Just by chance, a local Australian distributor told me that the import costs of shipping the book in from the UK were too high. He suggested I self publish through the US.

As I researched this option, a couple of publishers who hadn’t had the pleasure of rejecting my manuscript came to my attention. One of them was Charles River Press, who on reading my first chapter, asked if I’d be interested in a contract. I sat in front of the laptop crying “Hell, yes!” (They weren’t the exact words, but I’m keeping my answers family friendly).

JP: As an author, what is your writing process? How long did it take you to start and finish “Drama Queens with Love Scenes”?

KK: As mentioned, this whole process took about ten years on and off, with five of those really working hard on the manuscript.

I’ve learnt that it’s best to have a chapter by chapter breakdown of the book, showing key turning points and plot twists. This template is not followed strictly as by the time I reach the halfway mark, other ideas come to mind which are added to the blueprint, so nothing is forgotten.

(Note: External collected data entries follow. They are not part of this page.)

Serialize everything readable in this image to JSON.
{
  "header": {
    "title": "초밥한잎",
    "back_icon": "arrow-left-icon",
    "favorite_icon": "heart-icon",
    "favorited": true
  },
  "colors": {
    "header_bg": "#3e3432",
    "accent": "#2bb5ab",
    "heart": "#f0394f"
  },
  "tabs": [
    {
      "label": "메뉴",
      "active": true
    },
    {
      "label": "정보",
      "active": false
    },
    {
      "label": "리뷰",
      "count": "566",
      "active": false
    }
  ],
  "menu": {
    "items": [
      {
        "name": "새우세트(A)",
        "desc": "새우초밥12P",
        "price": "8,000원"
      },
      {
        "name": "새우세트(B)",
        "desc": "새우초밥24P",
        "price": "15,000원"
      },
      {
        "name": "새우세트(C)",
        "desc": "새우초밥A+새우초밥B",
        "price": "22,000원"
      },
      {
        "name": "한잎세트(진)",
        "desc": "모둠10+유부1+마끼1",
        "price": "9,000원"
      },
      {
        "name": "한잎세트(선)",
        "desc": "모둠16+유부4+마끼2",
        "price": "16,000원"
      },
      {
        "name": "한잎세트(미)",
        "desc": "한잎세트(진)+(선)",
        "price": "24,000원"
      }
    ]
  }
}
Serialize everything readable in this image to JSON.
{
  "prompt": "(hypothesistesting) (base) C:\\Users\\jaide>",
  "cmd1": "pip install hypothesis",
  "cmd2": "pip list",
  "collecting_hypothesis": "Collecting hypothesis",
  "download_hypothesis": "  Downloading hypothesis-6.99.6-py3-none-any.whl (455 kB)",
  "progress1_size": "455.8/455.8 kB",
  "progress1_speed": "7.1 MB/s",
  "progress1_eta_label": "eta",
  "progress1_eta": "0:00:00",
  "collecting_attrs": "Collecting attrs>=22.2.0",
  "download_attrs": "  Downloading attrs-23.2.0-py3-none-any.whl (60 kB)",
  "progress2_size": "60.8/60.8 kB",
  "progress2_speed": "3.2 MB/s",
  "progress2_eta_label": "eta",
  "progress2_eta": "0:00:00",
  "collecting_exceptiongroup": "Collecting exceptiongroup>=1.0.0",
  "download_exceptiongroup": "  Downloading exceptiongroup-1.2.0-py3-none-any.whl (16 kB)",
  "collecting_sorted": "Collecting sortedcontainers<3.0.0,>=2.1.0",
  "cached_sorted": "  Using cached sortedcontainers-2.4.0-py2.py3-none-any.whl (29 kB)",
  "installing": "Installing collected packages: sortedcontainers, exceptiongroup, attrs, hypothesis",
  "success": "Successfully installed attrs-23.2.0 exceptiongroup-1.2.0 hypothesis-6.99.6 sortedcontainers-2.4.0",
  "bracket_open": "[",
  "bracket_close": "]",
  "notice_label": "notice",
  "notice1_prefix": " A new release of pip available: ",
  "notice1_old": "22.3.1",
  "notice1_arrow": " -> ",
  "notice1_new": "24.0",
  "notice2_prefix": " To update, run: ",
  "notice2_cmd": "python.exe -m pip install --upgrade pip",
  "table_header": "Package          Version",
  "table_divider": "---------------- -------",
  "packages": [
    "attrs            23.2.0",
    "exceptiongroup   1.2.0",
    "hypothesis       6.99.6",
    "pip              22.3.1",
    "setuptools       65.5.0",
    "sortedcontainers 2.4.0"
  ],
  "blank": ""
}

By the time I reach the end of “Drama Queens with Love Scenes”, some of the chapter breakdowns are ignored, as the novel itself has taken a different path. You need to allow yourself this freedom within the structure.

I also start my writing day by reading aloud the last day’s work. You instantly spot what’s wrong with your writing, and fix a few words and phrases.

It’s also important that the finished draft lays untouched for a few months before I re-read it. Whatever doesn’t work is recognised instantly. This part is so important, as it leads to my new draft (or my final draft if there is only minor surgery needed).

I also like an orange scented candle burning while I write. It’s my preferred ritual.

JP: What’s next for Kevin Klehr?

KK: The second draft of the sequel – “Drama Queens with Adult Themes” – has been sitting idly on my laptop since 2011. Since then, some new ideas have been jotted down, as well as some new one-liners for the novel.

I hope to have a final draft ready by mid-2013.